Until now, scientists have been unable to get water droplets to produce a significant amount of power - but we may finally have a breakthrough.
While we're still a long way from umbrellas that double up as generators, the latest approach shows there might be a way to get power from rain showers at a level of efficiency that makes these systems practical.
New research has found a method that could generate enough power from a single droplet of rain to light up 100 LED bulbs. That's a big jump forward in efficiency, in the region of several thousand times.
"Our research shows that a drop of 100 microlitres of water released from a height of 15 centimetres [5.9 inches] can generate a voltage of over 140V, and the power generated can light up 100 small LED lights," says biomedical engineer Wang Zuankai from the City University of Hong Kong (CityU).
That sounds like a surprising amount of voltage, but the engineers used some ingenious tricks to make it happen.
Scientists have been looking into this type of power production for years, but the physics of converting the energy of raindrops into electricity are much harder to do than harvesting the energy from a rising tide or a flowing stream.
One of the improvements the team built into their droplet-based electricity generator (DEG) was the use of a polytetrafluoroethylene or PTFE film, which is able to accumulate a surface charge as it's continuously hit by water droplets, until it gradually reaches saturation.
The team found that as water droplets hit the surface and spread out, the drops act as a 'bridge' that connects two electrodes: an aluminium electrode and an indium tin oxide (ITO) electrode (with the PTFE on top).

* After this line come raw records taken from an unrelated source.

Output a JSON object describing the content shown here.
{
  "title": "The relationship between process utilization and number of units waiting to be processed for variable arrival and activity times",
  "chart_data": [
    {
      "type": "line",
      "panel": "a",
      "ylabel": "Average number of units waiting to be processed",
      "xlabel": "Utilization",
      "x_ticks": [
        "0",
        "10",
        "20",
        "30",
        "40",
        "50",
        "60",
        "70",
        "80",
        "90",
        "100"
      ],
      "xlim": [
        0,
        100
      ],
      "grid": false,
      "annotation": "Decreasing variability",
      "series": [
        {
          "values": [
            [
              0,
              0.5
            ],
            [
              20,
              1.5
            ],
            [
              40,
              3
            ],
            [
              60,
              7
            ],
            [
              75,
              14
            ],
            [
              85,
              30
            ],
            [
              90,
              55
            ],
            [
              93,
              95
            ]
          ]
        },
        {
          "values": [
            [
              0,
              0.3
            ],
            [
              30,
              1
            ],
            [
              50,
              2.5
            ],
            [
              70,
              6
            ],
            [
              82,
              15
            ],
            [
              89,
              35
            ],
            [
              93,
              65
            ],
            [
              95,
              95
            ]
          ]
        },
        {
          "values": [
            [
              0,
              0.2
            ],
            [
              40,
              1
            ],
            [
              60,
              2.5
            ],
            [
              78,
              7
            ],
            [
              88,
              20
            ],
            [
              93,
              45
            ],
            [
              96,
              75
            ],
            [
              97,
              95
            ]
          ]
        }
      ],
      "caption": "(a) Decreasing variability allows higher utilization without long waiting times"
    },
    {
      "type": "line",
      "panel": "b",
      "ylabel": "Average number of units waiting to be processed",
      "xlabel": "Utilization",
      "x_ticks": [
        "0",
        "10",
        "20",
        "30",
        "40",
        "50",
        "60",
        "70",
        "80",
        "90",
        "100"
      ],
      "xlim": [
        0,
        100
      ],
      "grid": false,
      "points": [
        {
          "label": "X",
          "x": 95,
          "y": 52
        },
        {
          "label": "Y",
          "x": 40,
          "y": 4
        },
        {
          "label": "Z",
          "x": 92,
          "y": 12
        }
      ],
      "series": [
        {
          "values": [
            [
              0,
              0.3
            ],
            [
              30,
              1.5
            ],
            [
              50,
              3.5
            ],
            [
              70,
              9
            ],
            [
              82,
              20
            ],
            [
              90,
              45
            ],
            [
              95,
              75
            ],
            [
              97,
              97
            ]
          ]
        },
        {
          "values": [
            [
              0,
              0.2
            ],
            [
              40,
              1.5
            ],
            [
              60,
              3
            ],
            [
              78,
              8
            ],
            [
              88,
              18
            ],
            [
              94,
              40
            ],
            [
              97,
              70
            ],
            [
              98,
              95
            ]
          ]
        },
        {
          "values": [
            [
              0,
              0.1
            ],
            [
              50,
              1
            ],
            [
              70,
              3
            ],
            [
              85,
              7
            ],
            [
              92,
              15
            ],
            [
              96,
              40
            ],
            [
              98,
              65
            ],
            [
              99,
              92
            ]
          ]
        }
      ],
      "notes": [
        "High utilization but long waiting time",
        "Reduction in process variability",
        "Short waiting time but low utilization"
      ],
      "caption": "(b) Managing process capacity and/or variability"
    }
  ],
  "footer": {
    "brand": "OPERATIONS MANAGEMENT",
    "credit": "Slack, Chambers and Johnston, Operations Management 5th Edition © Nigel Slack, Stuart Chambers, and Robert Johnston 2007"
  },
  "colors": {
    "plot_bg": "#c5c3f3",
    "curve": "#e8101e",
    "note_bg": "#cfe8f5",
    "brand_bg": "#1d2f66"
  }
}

The droplet bridge in turn creates a closed-loop surface so that all of the collected energy can be released – droplets act as resistors, and the surface coating acts as a capacitor.
This approach could eventually be applied anywhere that water hits a solid surface, the researchers say – the hull of a boat, the inside of a water bottle, or the top of an umbrella.
"The significance of this technology is the much enhanced electric power per falling rain droplet, which makes the device much more efficient to convert energy from a falling droplet to electricity," chemist Xiao Cheng Zeng, from the University of Nebraska-Lincoln, told Sarah Wells at Vice.
There's plenty of work still to do to get this ready for practical use however, with the researchers hoping to have a prototype ready in the next five years.
The research has been published in Nature.